Polyani (1966) is considered the authoritative source on tacit knowledge. Tacit knowledge is considered very important since it is regarded by many (Nonaka & Takeuchi, 1995; Collins, 2001) as “fundamental to all human knowing and knowledge (Gourlay, 2006, p. 60). Tacit knowledge is popularly treated as personal or private knowledge and acquired through an individual’s experience. There is also considerable discussion surrounding whether tacit knowledge can be actually converted into explicit knowledge. Some have suggested that this is difficult to achieve (see Patel et al., 1999; Collins, 2001) while others, (Boiral, 2002; Gourlay, 2006) have adequately demonstrated that indeed tacit knowledge can be made explicit. However, the inability to articulate tacit knowledge in some situations is a real one and must be borne in mind (see Marchant & Robinson, 1999; Wagner et al., 1999; Zappavigna, 2006). An additional category of tacit knowledge exists, that of ‘intrinsic knowledge’.
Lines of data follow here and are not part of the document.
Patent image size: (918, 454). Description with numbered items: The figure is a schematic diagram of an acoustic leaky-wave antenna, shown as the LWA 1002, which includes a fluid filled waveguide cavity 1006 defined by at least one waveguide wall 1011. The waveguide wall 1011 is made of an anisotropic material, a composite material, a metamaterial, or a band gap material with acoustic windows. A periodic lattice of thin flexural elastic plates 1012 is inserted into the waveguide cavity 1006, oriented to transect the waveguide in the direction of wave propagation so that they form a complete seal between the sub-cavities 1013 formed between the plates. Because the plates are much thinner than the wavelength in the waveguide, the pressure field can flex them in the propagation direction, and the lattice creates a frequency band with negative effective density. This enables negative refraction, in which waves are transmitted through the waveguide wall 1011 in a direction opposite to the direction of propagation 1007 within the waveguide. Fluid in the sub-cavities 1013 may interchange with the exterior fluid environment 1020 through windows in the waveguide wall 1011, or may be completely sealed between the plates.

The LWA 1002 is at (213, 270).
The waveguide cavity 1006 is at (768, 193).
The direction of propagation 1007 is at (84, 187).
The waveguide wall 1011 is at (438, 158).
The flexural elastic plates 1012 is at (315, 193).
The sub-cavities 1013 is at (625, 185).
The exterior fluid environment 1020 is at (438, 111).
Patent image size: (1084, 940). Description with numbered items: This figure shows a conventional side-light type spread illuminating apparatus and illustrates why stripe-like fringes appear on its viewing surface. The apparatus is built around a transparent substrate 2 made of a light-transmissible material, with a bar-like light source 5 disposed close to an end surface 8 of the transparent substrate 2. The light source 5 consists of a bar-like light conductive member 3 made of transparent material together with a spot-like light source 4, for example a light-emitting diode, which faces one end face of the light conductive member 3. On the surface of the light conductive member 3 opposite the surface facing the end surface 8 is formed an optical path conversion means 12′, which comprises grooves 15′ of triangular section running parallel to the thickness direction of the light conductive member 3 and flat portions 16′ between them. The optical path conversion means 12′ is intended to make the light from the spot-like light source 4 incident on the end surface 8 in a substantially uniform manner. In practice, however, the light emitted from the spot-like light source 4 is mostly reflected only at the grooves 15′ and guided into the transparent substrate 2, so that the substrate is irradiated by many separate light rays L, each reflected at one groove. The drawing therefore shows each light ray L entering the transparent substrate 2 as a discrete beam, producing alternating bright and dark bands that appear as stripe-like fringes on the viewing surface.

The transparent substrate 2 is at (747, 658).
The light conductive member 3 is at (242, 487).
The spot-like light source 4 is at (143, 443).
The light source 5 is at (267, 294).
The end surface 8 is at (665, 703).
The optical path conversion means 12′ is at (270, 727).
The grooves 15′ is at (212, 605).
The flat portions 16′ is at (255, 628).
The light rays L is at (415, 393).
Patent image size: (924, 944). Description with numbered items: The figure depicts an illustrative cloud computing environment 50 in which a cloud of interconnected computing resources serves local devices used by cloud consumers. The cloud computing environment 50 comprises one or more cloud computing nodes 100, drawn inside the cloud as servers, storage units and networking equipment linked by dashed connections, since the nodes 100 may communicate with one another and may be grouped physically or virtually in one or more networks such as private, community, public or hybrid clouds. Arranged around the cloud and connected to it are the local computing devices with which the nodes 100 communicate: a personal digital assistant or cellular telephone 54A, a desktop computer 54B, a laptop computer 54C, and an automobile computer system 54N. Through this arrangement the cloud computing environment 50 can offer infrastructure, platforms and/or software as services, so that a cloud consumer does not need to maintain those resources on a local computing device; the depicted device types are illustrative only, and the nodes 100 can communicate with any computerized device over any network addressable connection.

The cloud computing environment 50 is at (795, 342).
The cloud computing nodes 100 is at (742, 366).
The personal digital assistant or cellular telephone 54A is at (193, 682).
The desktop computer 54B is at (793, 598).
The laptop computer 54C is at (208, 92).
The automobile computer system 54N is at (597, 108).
The capture, storage and interrogation of the tacit knowledge is the key to arriving at best practice under these circumstances (normally an iterative process) and this paper suggests how “Communities of Practice” (a people based ‘soft’ model) may be used to achieve the capture. The known aspects of the production processes can be represented by the usual ‘hard’ models (such as linear programming etc) which will depend on the soft models (say the Communities of Practice) to supply needed information. With this arrangement of hard and soft models, a soft heuristic solution algorithm (which integrates these) is required to arrive at a solution i.e., ‘best practice’. This is the role of mixed-mode modelling, both as an approach to actually modelling the problem and also affecting its solution.
Section 2 explains the concept of mixed-mode modelling (essentially through a simple example) while Section 3 outlines its application to two industrial examples while also raising some of the difficulties associated with its use coupled with Communities of Practice. Section 4 discusses the difficulties in detail and suggests some ways of overcoming them.